Had they been submitted and approved, the grants would have enabled KCSS to open bus service between Goldendale and Toppenish, and between White Salmon, The Dalles, and Carson.
Without the board's support, the grants could neither be submitted nor funded.
Ray Thayer, most adamantly opposed among the three commissioners, was direct about his reasons.
"I want to make perfectly clear that my hesitancy is not toward seniors, but toward running buses up and down the highway with nobody in them," Thayer explained. "I see buses when I am going to The Dalles and back. At Dallesport I witness hardly any people riding ... Let's find ridership for the ones we have."
More fundamentally at issue, Thayer said, were overruns over the last two years in Senior Services' budgets.
"The department keeps telling me that by getting their grants they spend less of the county's money, but when I see them go $80,000 over budget, I don't get what they're telling me," Thayer said.
Klickitat County's Chief Financial Officer Glen Chipman confirmed that total overruns amounted to about that amount over the past two years.
Senior Services' Director Roger Gadway, said the lost grant opportunity would put off start-up of the new services, but would not affect current bus service to The Dalles.
Regarding the budget overruns, to which Thayer linked his opposition to the grants, Gadway said -- and Chipman agreed -- that some could have been foreseen, others not.
Gadway cited unexpected costs ranging from a payout for sick leave accrued by an employee who retired, to cost increases for workers' compensation, liability insurance, and health benefits, to "big repairs" on vehicles scheduled for replacement.
"Some expenses," Gadway said, "known before adoption of the budget, in hindsight I should have requested."
He did not quibble with the board's concern.
"I agree it is the commissioners' responsibility to see to it that we come in under budget," Gadway said. "It is their job to be skeptical."
He said that KCSS is tightening its belt.
"They may have had reason to think we were not in control of our budget, but now we are," Gadway said; he cited cutbacks in transportation expenses, some reorganization and adjustment of one position in senior programs.
In a recent budget workshop, Thayer expressed concern that KCSS was unwilling to reduce staff.
Gadway said the commissioners had not gone so far as to ask him to do so, adding that he sees "no obvious ways to cut positions without cutting needed services."
Meanwhile, Gadway and KCSS's transportation director, Eric Olsen, are watching ridership increase on buses to The Dalles, and this summer instituted changes aimed at increasing efficiency.
"It is a valuable service and we hope to convince [the commissioners] of that," Gadway said.
"I just see it going nowhere but up," said Olsen.

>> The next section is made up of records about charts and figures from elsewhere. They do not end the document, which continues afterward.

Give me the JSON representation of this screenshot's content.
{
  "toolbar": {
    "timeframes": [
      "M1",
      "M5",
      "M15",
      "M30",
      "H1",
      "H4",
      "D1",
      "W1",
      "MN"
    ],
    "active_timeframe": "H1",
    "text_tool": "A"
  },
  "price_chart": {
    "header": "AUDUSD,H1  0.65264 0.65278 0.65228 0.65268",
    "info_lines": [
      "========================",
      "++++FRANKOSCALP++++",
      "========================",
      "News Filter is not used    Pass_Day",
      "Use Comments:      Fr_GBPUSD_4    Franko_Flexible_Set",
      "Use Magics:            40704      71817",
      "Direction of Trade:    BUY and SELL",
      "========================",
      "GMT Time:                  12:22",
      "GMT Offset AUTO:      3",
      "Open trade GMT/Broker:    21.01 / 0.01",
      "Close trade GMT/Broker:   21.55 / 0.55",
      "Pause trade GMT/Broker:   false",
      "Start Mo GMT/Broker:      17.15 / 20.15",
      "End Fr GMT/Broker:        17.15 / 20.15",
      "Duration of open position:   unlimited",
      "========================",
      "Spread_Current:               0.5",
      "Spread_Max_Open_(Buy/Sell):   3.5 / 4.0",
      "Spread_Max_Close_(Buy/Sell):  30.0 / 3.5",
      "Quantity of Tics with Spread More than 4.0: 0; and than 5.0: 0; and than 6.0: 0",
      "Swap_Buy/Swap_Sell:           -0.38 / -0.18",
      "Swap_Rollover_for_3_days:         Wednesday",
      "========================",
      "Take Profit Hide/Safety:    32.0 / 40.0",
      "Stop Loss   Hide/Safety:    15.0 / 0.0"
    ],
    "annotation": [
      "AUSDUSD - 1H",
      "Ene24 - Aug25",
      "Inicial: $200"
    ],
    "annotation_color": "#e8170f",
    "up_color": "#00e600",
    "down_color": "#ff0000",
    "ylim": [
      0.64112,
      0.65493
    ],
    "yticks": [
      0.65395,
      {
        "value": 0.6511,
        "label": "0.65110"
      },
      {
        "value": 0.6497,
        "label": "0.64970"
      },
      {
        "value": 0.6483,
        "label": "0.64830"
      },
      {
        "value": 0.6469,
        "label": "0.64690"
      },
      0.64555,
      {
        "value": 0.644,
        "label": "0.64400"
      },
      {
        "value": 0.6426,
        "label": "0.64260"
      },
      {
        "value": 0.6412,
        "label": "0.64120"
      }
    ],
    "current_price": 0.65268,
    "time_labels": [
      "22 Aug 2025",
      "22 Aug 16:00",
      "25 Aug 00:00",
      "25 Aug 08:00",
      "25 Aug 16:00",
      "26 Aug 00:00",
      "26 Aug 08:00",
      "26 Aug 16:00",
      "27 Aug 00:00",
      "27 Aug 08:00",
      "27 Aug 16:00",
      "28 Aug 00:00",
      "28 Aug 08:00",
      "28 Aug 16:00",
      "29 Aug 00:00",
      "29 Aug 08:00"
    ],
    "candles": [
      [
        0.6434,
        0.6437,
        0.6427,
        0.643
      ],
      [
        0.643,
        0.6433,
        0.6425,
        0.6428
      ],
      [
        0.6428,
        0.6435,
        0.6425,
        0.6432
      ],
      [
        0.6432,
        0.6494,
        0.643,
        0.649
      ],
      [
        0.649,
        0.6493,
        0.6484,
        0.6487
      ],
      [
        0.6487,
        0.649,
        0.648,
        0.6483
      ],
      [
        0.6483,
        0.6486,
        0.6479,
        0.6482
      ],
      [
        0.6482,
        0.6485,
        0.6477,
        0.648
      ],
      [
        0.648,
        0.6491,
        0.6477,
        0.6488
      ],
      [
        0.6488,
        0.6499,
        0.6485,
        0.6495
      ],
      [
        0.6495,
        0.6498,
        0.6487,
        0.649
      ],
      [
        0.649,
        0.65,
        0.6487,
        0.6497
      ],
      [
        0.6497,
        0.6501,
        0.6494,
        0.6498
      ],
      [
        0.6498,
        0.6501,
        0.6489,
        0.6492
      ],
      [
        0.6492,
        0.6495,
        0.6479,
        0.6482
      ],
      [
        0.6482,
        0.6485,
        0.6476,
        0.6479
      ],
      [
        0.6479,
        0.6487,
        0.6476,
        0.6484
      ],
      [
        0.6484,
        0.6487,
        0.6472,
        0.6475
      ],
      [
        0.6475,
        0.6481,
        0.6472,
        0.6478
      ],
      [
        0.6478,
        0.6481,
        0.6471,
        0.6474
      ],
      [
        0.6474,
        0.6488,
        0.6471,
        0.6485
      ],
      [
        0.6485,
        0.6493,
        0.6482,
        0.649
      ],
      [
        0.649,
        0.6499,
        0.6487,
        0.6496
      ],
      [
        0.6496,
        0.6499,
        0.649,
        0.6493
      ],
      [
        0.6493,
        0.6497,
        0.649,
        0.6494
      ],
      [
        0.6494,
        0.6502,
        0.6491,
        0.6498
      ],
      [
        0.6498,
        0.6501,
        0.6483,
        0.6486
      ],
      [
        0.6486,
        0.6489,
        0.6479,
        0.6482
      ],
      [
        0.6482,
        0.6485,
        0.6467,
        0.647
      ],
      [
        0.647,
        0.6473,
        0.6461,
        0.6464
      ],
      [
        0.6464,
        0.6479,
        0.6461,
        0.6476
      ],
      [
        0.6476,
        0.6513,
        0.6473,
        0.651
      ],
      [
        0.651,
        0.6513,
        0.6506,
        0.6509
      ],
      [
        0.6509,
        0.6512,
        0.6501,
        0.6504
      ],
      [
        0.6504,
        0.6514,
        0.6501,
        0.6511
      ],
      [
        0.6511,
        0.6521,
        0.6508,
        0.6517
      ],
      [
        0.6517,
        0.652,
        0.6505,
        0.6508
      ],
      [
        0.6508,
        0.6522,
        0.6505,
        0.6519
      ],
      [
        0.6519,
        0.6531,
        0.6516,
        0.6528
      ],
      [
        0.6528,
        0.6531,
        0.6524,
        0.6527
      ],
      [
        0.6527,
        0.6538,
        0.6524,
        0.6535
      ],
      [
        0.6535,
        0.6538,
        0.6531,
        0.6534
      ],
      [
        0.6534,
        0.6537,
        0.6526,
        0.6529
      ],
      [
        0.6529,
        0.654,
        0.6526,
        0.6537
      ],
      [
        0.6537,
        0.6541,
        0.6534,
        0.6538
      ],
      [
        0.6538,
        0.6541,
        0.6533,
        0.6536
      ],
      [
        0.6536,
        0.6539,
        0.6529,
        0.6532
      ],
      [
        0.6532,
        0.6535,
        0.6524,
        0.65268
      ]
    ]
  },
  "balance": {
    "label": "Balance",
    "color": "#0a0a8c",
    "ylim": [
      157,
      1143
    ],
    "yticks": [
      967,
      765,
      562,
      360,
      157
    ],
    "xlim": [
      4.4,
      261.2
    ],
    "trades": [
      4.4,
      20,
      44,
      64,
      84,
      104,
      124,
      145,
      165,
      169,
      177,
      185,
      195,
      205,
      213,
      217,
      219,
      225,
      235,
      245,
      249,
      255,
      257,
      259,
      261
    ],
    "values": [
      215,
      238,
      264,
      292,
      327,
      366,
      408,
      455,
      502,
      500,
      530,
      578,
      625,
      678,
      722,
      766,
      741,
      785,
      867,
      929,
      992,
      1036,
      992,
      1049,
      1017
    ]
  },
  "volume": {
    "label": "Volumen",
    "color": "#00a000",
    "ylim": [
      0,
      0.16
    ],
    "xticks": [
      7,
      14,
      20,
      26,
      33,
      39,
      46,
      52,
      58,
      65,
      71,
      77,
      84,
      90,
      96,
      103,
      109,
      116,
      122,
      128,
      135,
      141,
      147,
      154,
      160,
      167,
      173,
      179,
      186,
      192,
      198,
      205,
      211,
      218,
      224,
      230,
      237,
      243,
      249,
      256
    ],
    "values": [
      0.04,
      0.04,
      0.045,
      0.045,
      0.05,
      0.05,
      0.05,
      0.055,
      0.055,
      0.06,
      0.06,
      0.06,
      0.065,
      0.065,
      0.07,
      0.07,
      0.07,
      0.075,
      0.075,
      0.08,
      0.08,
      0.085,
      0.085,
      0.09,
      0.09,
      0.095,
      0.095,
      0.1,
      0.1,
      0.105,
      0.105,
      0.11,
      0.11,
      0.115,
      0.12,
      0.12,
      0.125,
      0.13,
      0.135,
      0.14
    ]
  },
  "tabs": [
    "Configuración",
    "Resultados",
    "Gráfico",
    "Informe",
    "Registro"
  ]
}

Since the run to The Dalles was finally converted this summer from a "taxi-style," on-call service to a scheduled -- yet flexible -- bus-style service, Olsen said that ridership has grown from 31 in August to 155 in October to 210 in the first half of December.
In any case, KCSS will have little choice but to keep watching pennies in the coming year.
Gadway said he had asked the board for "additional funding to cover normal increases in salaries and benefits."
However, out of an initial preliminary budget request of $116,000 for senior programs, which Gadway later trimmed to $98,000, the board anticipated funding $95,000, just $2,000 more than KCSS's 2004 budget, Chipman said.